Ideally I would write some of my code in a higher-level language such as C, and reserve the pure assembly for time-critical functions such as interrupt handlers. Unfortunately, the C compiler that’s part of my tool chain, cc65, does not generate native 65816 code at this time, making it unusable. In fact,, there are only two C compilers for the 65816 that I’m aware of: the WDC Tools and Calypsi. Both are free for personal use, closed-source tools. Additionally, the WDC Tools are Win32 binaries, so they must be executed via WINE, which makes things messier and slower.

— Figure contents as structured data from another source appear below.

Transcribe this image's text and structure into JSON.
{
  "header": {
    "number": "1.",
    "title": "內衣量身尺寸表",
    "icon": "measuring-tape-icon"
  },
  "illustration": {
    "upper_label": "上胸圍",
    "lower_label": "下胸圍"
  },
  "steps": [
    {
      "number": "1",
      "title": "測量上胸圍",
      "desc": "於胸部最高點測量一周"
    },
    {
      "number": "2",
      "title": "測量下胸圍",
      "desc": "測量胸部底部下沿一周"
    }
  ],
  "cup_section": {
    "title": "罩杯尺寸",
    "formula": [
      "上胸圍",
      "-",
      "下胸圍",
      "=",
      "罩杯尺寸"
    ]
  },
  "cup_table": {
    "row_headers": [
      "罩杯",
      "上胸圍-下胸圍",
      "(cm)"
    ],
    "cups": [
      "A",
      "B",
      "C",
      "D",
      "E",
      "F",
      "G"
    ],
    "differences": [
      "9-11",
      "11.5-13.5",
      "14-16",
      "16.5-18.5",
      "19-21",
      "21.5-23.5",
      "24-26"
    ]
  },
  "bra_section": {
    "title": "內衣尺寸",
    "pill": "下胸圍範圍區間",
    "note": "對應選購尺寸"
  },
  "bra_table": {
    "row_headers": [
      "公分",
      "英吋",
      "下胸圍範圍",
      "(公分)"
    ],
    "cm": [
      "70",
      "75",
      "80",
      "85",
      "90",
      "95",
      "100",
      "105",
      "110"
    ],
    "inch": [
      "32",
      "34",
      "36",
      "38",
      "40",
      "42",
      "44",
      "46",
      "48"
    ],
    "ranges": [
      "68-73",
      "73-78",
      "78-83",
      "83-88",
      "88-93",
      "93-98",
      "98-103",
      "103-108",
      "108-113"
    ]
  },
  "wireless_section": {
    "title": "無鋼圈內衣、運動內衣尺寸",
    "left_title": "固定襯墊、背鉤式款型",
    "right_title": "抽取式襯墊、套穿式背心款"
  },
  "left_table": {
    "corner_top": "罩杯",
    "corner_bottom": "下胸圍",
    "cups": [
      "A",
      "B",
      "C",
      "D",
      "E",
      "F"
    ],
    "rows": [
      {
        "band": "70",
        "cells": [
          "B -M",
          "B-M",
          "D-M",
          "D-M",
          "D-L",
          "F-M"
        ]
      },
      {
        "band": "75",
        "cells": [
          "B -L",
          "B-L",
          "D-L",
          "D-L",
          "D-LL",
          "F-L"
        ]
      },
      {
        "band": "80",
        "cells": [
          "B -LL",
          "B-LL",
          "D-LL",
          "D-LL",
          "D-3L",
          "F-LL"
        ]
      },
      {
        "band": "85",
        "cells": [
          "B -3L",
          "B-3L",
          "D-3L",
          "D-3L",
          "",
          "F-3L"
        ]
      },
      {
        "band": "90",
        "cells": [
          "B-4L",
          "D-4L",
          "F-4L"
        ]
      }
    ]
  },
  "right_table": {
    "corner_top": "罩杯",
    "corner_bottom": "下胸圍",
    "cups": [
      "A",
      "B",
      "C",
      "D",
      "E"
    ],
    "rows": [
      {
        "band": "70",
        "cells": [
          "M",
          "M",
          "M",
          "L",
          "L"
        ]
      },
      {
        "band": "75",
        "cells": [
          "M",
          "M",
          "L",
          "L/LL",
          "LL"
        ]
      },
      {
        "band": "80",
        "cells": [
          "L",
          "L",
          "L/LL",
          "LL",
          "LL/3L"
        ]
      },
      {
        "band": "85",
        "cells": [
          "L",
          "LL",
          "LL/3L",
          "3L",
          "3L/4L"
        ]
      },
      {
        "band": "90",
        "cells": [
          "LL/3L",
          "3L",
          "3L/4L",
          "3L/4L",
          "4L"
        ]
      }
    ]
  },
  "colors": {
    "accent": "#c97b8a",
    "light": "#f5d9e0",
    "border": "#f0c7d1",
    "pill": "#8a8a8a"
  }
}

In general I avoid closed source tools as much as possible. It’s not because I’m opposed to them in general (I am), so much as that they tend to become unmaintained. Once that happens it rapidly becomes difficult or impossible to make them run properly on newer Linux distributions. Frequently all that is needed is to recompile the tools against newer libraries, something that’s impossible when the tool is closed source.
In the end, just getting my existing code to assemble under a new tool chain would be a major undertaking, one that I’ve decided is just not worth the effort. if I ever were to make a change, it would probably be to Calypsi, simply because it has native Linux binaries.
(By the way, I have experimented with WDC’s C compiler, and the function setup/exit code it generates it nearly identical to what my macros are generating. I have not tried this yet with Calypsi.)
I am still hopeful that someday somebody will finally create a good, fully open-source C compiler for the 65816. There have been rumblings about adding 65816 support to the llvm-mos project, though to date nothing has been released. If and when this happens it would provide a great ecosystem for 65816 development, and I would be tempted to port my code over at that point.
In the mean time, clever and judicious use of macros has made my work much easier.